­Las olas eran perros rabiosos. La madera, pese a su indudable solidez, sonaba ya a punto de ser despellejada. Todavía no había surcado la mar ni un sólo disparo, pero la destrucción extendía su humareda en el ánimo de los españoles. A ninguno de los altos mandos se le escapaba la espantosa certeza, Trafalgar tendría muchos e intrincados avatares, pero su final, con toda su iconografía oscura, se desplegaba antes de tiempo. Nadie, ni siquiera Nelson, hubiera podido imaginar que la batalla más importante de la historia comenzaría con una condena inevitable, provocada por una decisión, la de Villeneuve, que dirigió a las tropas francoespañolas hacia el centro de una ratonera insalvable.

Mucho antes de iniciarse el combate, la armada española se consumía en rezos y despedidas anticipadas. Javier Noriega, de la empresa Nerea, evoca al bravo cosmógrafo Dionisio Alcalá Galiano, con el pecho lleno de espuma y bajando al camarote para escribir una carta de despedida a su mujer mientras se preparaba la entrada en batalla. La suerte, recluida en el tablero previo de las tácticas y de la planificación, estaba inexorablemente echada y si lo sucedido con posterioridad acabó por convertirse en fuente de numerosos estudios no sería en exclusiva por un afán literario, sino por la capacidad de unos y otros para incordiar al destino y poner de vuelta y media las matemáticas de lo inevitable.

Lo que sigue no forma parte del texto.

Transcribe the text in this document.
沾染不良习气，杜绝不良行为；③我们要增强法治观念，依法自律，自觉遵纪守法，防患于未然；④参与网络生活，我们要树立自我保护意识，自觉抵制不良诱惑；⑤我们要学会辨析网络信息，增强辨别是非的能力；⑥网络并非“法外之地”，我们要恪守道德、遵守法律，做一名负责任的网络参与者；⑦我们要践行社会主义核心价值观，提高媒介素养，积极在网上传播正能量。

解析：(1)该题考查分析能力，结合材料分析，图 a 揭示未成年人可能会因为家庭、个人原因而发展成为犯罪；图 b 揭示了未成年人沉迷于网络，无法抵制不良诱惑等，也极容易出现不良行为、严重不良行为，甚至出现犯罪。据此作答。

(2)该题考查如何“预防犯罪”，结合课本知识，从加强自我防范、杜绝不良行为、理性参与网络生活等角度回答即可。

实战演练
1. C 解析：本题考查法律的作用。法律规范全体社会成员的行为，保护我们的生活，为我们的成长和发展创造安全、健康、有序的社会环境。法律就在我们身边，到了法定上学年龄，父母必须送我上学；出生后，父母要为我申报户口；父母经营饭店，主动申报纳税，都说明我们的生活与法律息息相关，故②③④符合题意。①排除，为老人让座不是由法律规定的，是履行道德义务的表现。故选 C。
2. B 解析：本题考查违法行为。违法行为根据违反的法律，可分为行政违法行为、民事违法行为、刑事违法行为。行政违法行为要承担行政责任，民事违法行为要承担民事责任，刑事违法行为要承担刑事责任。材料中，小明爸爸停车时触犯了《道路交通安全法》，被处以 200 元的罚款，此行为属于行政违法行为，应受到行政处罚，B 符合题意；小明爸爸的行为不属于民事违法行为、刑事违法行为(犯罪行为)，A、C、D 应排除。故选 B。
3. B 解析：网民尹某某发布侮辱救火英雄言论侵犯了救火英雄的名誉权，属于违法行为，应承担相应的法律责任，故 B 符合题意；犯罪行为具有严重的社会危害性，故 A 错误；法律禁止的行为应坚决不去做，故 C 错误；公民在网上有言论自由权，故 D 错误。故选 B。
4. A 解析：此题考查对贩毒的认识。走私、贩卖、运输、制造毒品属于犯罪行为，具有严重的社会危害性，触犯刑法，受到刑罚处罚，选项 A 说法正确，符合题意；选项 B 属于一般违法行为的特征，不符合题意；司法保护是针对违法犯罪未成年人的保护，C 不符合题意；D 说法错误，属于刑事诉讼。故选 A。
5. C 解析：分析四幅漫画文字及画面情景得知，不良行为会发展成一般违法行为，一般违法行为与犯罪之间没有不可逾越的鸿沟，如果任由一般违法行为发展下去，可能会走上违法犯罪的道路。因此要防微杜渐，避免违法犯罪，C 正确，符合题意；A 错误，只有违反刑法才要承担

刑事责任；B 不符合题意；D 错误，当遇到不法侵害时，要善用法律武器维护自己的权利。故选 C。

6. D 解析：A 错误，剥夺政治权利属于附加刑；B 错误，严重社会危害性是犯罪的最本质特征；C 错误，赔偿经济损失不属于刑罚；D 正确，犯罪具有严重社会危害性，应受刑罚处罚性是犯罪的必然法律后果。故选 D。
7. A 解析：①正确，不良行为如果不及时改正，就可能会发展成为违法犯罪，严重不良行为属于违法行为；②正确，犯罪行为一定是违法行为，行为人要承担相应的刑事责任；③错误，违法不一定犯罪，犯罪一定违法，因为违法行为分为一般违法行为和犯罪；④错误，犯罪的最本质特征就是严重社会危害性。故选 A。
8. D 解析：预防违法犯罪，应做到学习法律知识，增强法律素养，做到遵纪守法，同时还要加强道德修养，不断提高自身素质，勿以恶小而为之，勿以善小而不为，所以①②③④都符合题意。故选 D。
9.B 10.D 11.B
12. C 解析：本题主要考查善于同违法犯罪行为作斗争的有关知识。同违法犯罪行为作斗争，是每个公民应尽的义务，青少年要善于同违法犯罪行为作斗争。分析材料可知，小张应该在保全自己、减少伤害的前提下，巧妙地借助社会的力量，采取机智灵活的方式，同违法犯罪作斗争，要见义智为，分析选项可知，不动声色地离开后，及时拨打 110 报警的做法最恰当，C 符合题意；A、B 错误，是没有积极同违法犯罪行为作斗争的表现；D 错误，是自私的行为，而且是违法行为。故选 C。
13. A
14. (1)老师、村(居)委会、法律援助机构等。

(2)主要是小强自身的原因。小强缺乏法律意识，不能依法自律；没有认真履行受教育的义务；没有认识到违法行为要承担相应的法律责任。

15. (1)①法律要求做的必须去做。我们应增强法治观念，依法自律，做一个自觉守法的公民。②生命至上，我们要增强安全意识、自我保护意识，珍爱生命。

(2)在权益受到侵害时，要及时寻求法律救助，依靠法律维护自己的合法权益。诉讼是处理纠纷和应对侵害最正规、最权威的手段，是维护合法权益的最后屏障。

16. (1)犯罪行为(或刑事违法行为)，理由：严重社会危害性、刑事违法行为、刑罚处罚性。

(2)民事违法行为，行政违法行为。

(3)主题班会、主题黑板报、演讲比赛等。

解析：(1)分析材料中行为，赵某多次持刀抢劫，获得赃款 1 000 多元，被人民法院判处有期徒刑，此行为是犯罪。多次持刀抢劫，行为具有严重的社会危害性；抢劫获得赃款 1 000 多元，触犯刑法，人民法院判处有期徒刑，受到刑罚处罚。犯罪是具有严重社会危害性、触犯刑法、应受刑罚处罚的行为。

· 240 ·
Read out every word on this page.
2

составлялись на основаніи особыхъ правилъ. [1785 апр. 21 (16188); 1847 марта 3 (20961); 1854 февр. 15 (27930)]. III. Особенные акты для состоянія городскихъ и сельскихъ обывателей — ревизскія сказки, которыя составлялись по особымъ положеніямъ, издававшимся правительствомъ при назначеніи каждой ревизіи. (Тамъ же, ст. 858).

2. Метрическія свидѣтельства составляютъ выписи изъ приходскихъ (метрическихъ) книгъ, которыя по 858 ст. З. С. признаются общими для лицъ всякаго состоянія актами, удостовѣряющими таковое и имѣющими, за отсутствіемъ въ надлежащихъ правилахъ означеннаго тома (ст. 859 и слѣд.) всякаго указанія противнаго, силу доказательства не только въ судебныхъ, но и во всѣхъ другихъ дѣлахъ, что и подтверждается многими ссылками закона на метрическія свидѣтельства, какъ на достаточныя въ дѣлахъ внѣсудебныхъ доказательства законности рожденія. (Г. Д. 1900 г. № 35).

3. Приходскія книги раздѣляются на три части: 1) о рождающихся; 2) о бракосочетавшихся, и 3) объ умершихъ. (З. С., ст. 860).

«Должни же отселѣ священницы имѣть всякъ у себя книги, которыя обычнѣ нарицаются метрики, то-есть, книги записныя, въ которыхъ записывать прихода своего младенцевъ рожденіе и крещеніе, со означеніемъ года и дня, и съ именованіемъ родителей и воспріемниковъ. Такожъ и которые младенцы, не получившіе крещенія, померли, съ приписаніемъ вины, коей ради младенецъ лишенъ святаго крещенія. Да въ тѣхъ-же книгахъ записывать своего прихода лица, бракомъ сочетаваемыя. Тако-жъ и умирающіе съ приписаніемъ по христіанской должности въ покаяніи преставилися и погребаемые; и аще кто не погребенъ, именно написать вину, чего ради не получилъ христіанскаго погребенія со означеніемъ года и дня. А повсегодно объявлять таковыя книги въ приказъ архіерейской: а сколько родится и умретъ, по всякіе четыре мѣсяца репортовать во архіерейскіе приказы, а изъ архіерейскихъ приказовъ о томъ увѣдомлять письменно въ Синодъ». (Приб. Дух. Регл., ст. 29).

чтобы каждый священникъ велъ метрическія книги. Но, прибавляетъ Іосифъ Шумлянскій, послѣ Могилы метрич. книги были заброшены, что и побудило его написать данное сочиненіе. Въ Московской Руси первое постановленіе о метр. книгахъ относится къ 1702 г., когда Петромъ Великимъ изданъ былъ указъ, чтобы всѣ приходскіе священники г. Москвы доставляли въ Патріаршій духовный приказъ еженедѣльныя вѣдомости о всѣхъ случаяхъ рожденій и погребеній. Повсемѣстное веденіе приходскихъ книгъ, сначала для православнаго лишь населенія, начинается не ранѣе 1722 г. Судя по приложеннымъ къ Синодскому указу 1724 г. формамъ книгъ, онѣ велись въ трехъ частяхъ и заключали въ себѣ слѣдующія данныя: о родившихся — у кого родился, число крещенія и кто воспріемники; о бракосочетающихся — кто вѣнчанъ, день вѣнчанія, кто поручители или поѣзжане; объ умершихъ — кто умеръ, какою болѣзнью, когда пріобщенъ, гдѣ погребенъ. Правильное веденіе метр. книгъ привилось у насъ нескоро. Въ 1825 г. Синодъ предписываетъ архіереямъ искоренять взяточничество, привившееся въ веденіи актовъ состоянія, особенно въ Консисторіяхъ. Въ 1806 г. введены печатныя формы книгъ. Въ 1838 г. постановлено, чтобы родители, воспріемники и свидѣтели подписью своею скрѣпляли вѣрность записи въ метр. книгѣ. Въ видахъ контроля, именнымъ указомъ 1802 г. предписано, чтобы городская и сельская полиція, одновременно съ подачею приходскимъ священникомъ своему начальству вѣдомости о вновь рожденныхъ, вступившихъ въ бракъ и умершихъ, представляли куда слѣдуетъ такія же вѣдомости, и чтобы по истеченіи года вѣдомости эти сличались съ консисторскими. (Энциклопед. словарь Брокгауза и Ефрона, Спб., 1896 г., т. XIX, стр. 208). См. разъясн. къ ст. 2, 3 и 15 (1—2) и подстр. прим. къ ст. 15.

Noriega insiste en que, una vez en el agua, la coalición napoleónica tenía pocas posibilidades de ganar. La única opción consistía en disparar a las naves más laureadas del enemigo, buscando a tumba abierta el efecto desmoralizante. Los españoles y franceses no lograron vencer, pero consiguieron poner nervioso al enemigo e, incluso, desesperarle en su victoria, con el cadáver del almirante Nelson, auténtico héroe para los ingleses, regresando en una tarrina de vino de Jerez para enfrentarse al homenaje y las lágrimas de sus compatriotas.

La historia de España, país cainita y depredador de sus mejores nombres, está también plagada de infaustos dirigentes. Trafalgar sacó en escena a dos, probablemente de los peores: Dumanoir, que decidió huir al bordo del Formidable tras percatarse de la desventaja y el propio Pierre Villenueve, quien, desobedeciendo a Napoleón, resolvió precipitarse al encuentro poniendo en riesgo a uno de los ejércitos más temidos de la Europa decimonónica.

Mientras los ingleses tenían perfilada su estrategia desde dos meses antes, el frente francoespañol lo había dejado todo para el consejo de guerra de la víspera, con Villeneuve ignorando deliberadamente la opinión de los españoles, que recomendaban esperar a que pasara el mal tiempo y dejar que los ingleses se desgastasen a solas en alta mar luchando contra la tormenta. Villeneuve, responsable absoluto de las operaciones, tenía razones personales para lanzarse a la batalla: sus continuos errores e insubordinaciones le habían hecho perder la confianza de Napoleón. Un nuevo almirante viajaba ya a Cádiz para reemplazarle. Herido en su orgullo, el francés no quiso esperar, un poco como venganza, pero también, a la desesperada, intentando conciliarse con el emperador por el camino a menudo más difícil, el de los defenestrados que se convierten en héroes.

Pero las guerras en alta mar no son siempre cuestión de valentía; la pizarra manda. Los ingleses, con el viento a favor y distribuidos en dos columnas de ataque, reventaron la formación de media luna napoleónica. La gallarda cabeza de Alcalá Galiano, tan privilegiada, fue arrancada de cuajo por la bola de los cañones. Algunos historiadores echan parte de la culpa al mal estado de la flota española. Muchos marineros, como escribe Pérez Reverte, habían sido reclutados a la fuerza, arrastrados por el pelo desde el fondo grasiento de las tabernas. Sin embargo, la armada seguía siendo poderosa. Y la prueba está en el asalto al estilo Lepanto con el que Jacques Etienne Lucas logró herir de muerte a Nelson, que sucumbió por la insensatez de presentarse a la batalla plenamente identificado, con las condecoraciones brillando sobre la ropa. Alma insensata y de poeta la de Nelson, un hilo más de romanticismo en esa historia plenamente romántica que fue Trafalgar, con su quincena de barcos hundidos. El museo subacuático más valioso de la tierra.